Overnight Nurse Aide Staffing Deficiency
Penalty
Summary
The facility failed to meet the required minimum nurse aide (NA) staffing ratios on the overnight shift for four specific dates. The regulation mandates a minimum of one NA per 15 residents overnight, but the facility did not comply on 10/21/24, 10/25/24, 11/18/24, and 11/19/24. On these dates, the facility had a census of 58 to 59 residents, requiring approximately 3.87 to 3.93 NAs, but only 3.00 to 3.63 NAs were present. This deficiency was confirmed during an interview with the Assistant Director of Nursing, who acknowledged the shortfall in staffing on the specified dates.
Plan Of Correction
1. The facility is unable to correct the nurse aide staffing ratios that were not met during the overnight shifts on 10/21/24, 10/25/24, 11/18/24 and 11/19/24 due to unplanned absences. However, we will educate all nurse aides on the importance of staffing levels and their responsibilities to prevent absences. 2. The facility will work to ensure that nurse aide ratios are met every shift. 3. The Regional Clinical Consultant will re-educate the Nursing Home Administrator, Director of Nursing and HR Director/Scheduler on regulation P5520 to ensure nurse aide ratios are met every shift. Daily shift staffing ratios will be reviewed at daily staffing meetings. The Nursing Supervisors will review shift staffing ratios on the weekends. If the facility projects to not meet staffing ratios on a given shift, the scheduler/designee will be responsible for calling off duty personnel or for calling extra support staff to assist. 4. The Nursing Home Administrator will audit staffing daily for four weeks and then monthly for two months to ensure nurse aide ratios are being met.
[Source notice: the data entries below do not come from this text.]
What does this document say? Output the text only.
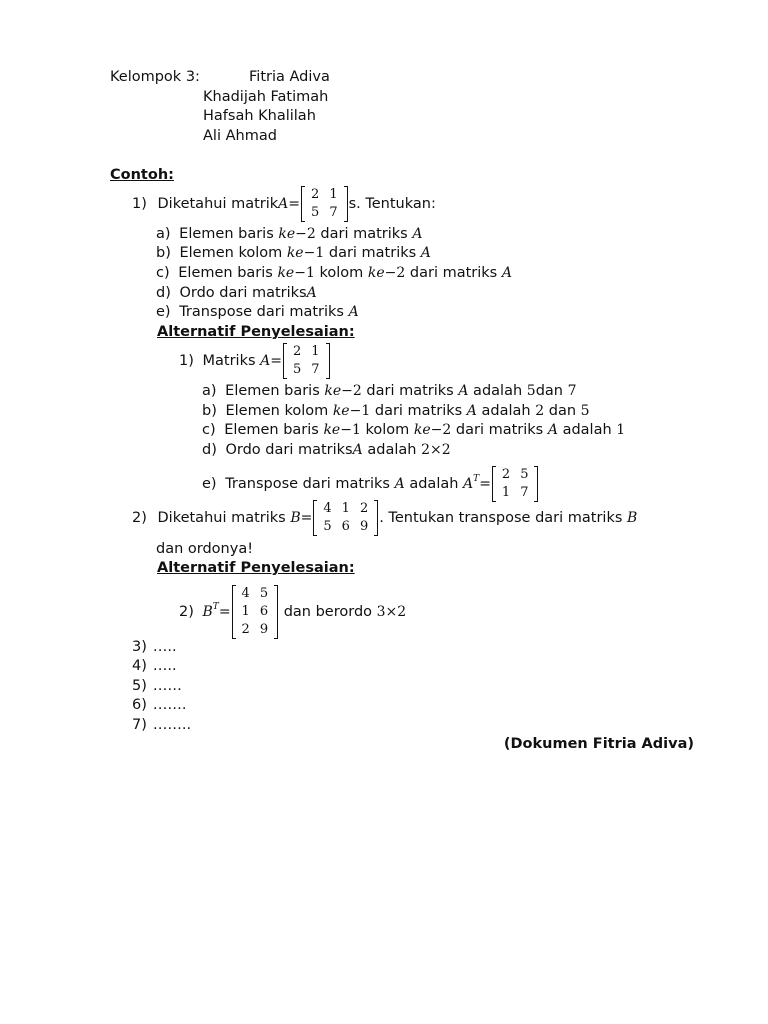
Kelompok 3:	Fitria Adiva
Khadijah Fatimah
Hafsah Khalilah
Ali Ahmad
Contoh:
1) Diketahui matrikA=
2	1
5	7
s. Tentukan:
a) Elemen baris ke−2 dari matriks A
b) Elemen kolom ke−1 dari matriks A
c) Elemen baris ke−1 kolom ke−2 dari matriks A
d) Ordo dari matriksA
e) Transpose dari matriks A
Alternatif Penyelesaian:
1) Matriks A=
2	1
5	7
a) Elemen baris ke−2 dari matriks A adalah 5dan 7
b) Elemen kolom ke−1 dari matriks A adalah 2 dan 5
c) Elemen baris ke−1 kolom ke−2 dari matriks A adalah 1
d) Ordo dari matriksA adalah 2×2
e) Transpose dari matriks A adalah $A^T=$
2	5
1	7
2) Diketahui matriks B=
4	1	2
5	6	9
. Tentukan transpose dari matriks B
dan ordonya!
Alternatif Penyelesaian:
2) $B^T=$
4	5
1	6
2	9
dan berordo 3×2
3) …..
4) …..
5) ……
6) …….
7) ……..
(Dokumen Fitria Adiva)
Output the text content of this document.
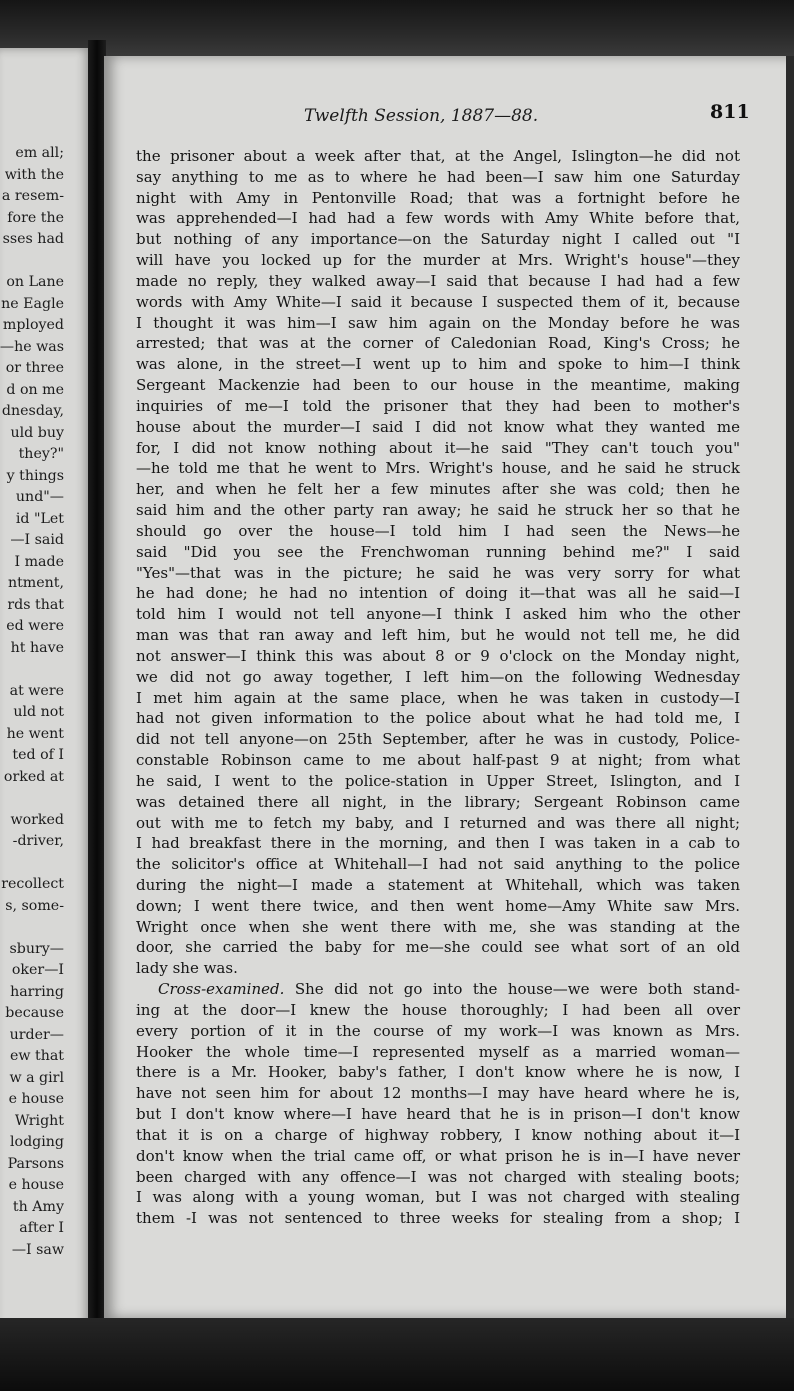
em all;
with the
a resem-
fore the
sses had
on Lane
ne Eagle
mployed
—he was
or three
d on me
dnesday,
uld buy
they?"
y things
und"—
id "Let
—I said
I made
ntment,
rds that
ed were
ht have
at were
uld not
he went
ted of I
orked at
worked
-driver,
recollect
s, some-
sbury—
oker—I
harring
because
urder—
ew that
w a girl
e house
Wright
lodging
Parsons
e house
th Amy
after I
—I saw
Twelfth Session, 1887—88.	811
the prisoner about a week after that, at the Angel, Islington—he did not
say anything to me as to where he had been—I saw him one Saturday
night with Amy in Pentonville Road; that was a fortnight before he
was apprehended—I had had a few words with Amy White before that,
but nothing of any importance—on the Saturday night I called out "I
will have you locked up for the murder at Mrs. Wright's house"—they
made no reply, they walked away—I said that because I had had a few
words with Amy White—I said it because I suspected them of it, because
I thought it was him—I saw him again on the Monday before he was
arrested; that was at the corner of Caledonian Road, King's Cross; he
was alone, in the street—I went up to him and spoke to him—I think
Sergeant Mackenzie had been to our house in the meantime, making
inquiries of me—I told the prisoner that they had been to mother's
house about the murder—I said I did not know what they wanted me
for, I did not know nothing about it—he said "They can't touch you"
—he told me that he went to Mrs. Wright's house, and he said he struck
her, and when he felt her a few minutes after she was cold; then he
said him and the other party ran away; he said he struck her so that he
should go over the house—I told him I had seen the News—he
said "Did you see the Frenchwoman running behind me?" I said
"Yes"—that was in the picture; he said he was very sorry for what
he had done; he had no intention of doing it—that was all he said—I
told him I would not tell anyone—I think I asked him who the other
man was that ran away and left him, but he would not tell me, he did
not answer—I think this was about 8 or 9 o'clock on the Monday night,
we did not go away together, I left him—on the following Wednesday
I met him again at the same place, when he was taken in custody—I
had not given information to the police about what he had told me, I
did not tell anyone—on 25th September, after he was in custody, Police-
constable Robinson came to me about half-past 9 at night; from what
he said, I went to the police-station in Upper Street, Islington, and I
was detained there all night, in the library; Sergeant Robinson came
out with me to fetch my baby, and I returned and was there all night;
I had breakfast there in the morning, and then I was taken in a cab to
the solicitor's office at Whitehall—I had not said anything to the police
during the night—I made a statement at Whitehall, which was taken
down; I went there twice, and then went home—Amy White saw Mrs.
Wright once when she went there with me, she was standing at the
door, she carried the baby for me—she could see what sort of an old
lady she was.
Cross-examined. She did not go into the house—we were both stand-
ing at the door—I knew the house thoroughly; I had been all over
every portion of it in the course of my work—I was known as Mrs.
Hooker the whole time—I represented myself as a married woman—
there is a Mr. Hooker, baby's father, I don't know where he is now, I
have not seen him for about 12 months—I may have heard where he is,
but I don't know where—I have heard that he is in prison—I don't know
that it is on a charge of highway robbery, I know nothing about it—I
don't know when the trial came off, or what prison he is in—I have never
been charged with any offence—I was not charged with stealing boots;
I was along with a young woman, but I was not charged with stealing
them -I was not sentenced to three weeks for stealing from a shop; I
Outcomes will be reported to the Quality Assurance Performance Improvement Committee for review, recommendations and frequency of audits. 5. The facility will conduct an Employee Retention survey from 12/27/2024 through 1/6/2025 to evaluate staffing concerns and reasons for call-offs. This will be done to prevent further call-off concerns meeting daily staffing ratios. 6. A DON/designee will ensure staffing levels meet direct care requirements and report to DON or Nursing Home Administrator every day with needs or call-offs.